While Brazil has traditionally been a closed economy with an active participation of the state and extensive tariff and non-tariff barriers, Bolsonaro has pledged to open up the economy to global market forces. At a speech at the World Economic Forum in Davos, Switzerland in January 2019, Bolsonaro said that the ‘new Brazil’ would be more open to foreign investment and would facilitate commerce through the promotion of business-friendly policies. While Bolsonaro, like U.S. President Donald Trump, has been a vocal critic of multilateral trade agreements, as president he will seek to modify existing deals rather than cancel them. Despite his criticism of South America’s Mercosur trading bloc, which Bolsonaro views as overly politicised and placing limitations on Brazil’s trade policy, he pledged to ‘perfect’ the agreement when Argentine President Mauricio Macri visited Brasília shortly after Bolsonaro’s inauguration. Brazil is likely to push for a renegotiation of the agreement to allow members to conclude bilateral trade deals.

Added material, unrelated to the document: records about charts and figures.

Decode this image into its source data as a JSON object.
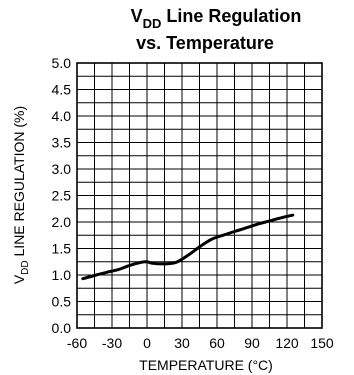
{
  "chart_data": {
    "type": "line",
    "title": {
      "line1_main": "V",
      "line1_sub": "DD",
      "line1_rest": " Line Regulation",
      "line2": "vs. Temperature"
    },
    "xlabel": "TEMPERATURE (°C)",
    "ylabel": {
      "main": "V",
      "sub": "DD",
      "rest": " LINE REGULATION (%)"
    },
    "xlim": [
      -60,
      150
    ],
    "ylim": [
      0.0,
      5.0
    ],
    "x_ticks": [
      "-60",
      "-30",
      "0",
      "30",
      "60",
      "90",
      "120",
      "150"
    ],
    "y_ticks": [
      "0.0",
      "0.5",
      "1.0",
      "1.5",
      "2.0",
      "2.5",
      "3.0",
      "3.5",
      "4.0",
      "4.5",
      "5.0"
    ],
    "x_minor_step": 15,
    "y_minor_step": 0.25,
    "grid": true,
    "series": [
      {
        "x": [
          -55,
          -45,
          -35,
          -25,
          -15,
          -5,
          0,
          5,
          15,
          25,
          35,
          45,
          55,
          65,
          75,
          85,
          95,
          105,
          115,
          125
        ],
        "y": [
          0.93,
          0.99,
          1.05,
          1.1,
          1.18,
          1.24,
          1.25,
          1.22,
          1.21,
          1.24,
          1.37,
          1.53,
          1.67,
          1.75,
          1.82,
          1.89,
          1.96,
          2.02,
          2.08,
          2.13
        ]
      }
    ],
    "colors": {
      "line": "#000000",
      "grid": "#000000",
      "background": "#ffffff"
    }
  }
}
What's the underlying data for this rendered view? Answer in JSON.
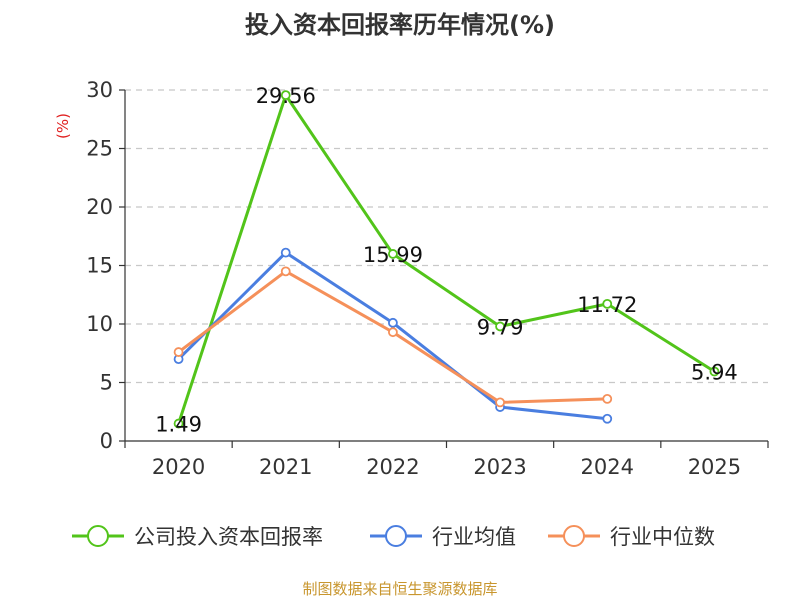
{
  "chart_data": {
    "type": "line",
    "title": "投入资本回报率历年情况(%)",
    "ylabel": "(%)",
    "xlabel": "",
    "categories": [
      "2020",
      "2021",
      "2022",
      "2023",
      "2024",
      "2025"
    ],
    "ylim": [
      0,
      30
    ],
    "yticks": [
      0,
      5,
      10,
      15,
      20,
      25,
      30
    ],
    "grid": true,
    "legend_position": "bottom",
    "series": [
      {
        "name": "公司投入资本回报率",
        "color": "#52c41a",
        "values": [
          1.49,
          29.56,
          15.99,
          9.79,
          11.72,
          5.94
        ],
        "labels": [
          "1.49",
          "29.56",
          "15.99",
          "9.79",
          "11.72",
          "5.94"
        ]
      },
      {
        "name": "行业均值",
        "color": "#4a7ee0",
        "values": [
          7.0,
          16.1,
          10.1,
          2.9,
          1.9,
          null
        ]
      },
      {
        "name": "行业中位数",
        "color": "#f5905a",
        "values": [
          7.6,
          14.5,
          9.3,
          3.3,
          3.6,
          null
        ]
      }
    ],
    "source": "制图数据来自恒生聚源数据库"
  }
}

In addition to renegotiating existing trade agreements, Bolsonaro’s trade policy is likely to centre on concluding negotiations on outstanding bilateral agreements, such as the E.U.-Mercosur pact. While an agreement has seemed close on several occasions in recent years, a deal has yet to be reached due to disagreements on the extent of access for Brazil and Argentina’s agricultural products to the E.U. market. A further obstacle to the deal is opposition from European politicians, particularly within the European Parliament, many of whom oppose Bolsonaro’s views and are likely to seek to prevent a deal during his mandate. In seeking to reduce China’s influence in Brazil’s economy, a key campaign pledge of Bolsonaro’s, the government will also look to strengthen bilateral trade ties with the U.S.; however, a number of issues currently preclude an agreement, including U.S. agricultural subsidies and tariffs on Brazil’s aluminium and steel exporters. Despite Bolsonaro’s intention to open the economy to international competition, significant progress is likely to be difficult due to an increasingly protectionist international environment, while the demands of constituents in areas such as manufacturing and services are likely to limit legislators’ support, which is needed to liberalise these important sectors.
In seeking to liberalise Brazil’s sluggish economy, the government of Jair Bolsonaro will provide significant investment opportunities for private firms looking to enter the Brazilian market. Bolsonaro’s most important economic task, however, will be reforming the country’s expensive pension system, something his three immediate predecessors were unable to achieve. In turn, this heightens the risk of highly disruptive protests and industrial action. In security policy, Bolsonaro’s liberal approach to gun ownership is likely to heighten security risks, particularly in Brazil’s deprived northern and north-eastern regions, while opponents and civil society groups are likely to stage frequent rallies in major urban areas against Bolsonaro’s views, statements and policies, increasing travel risks. In trade policy, the government will seek to reform the Mercosur deal to grant Brazil greater scope to agree bilateral pacts.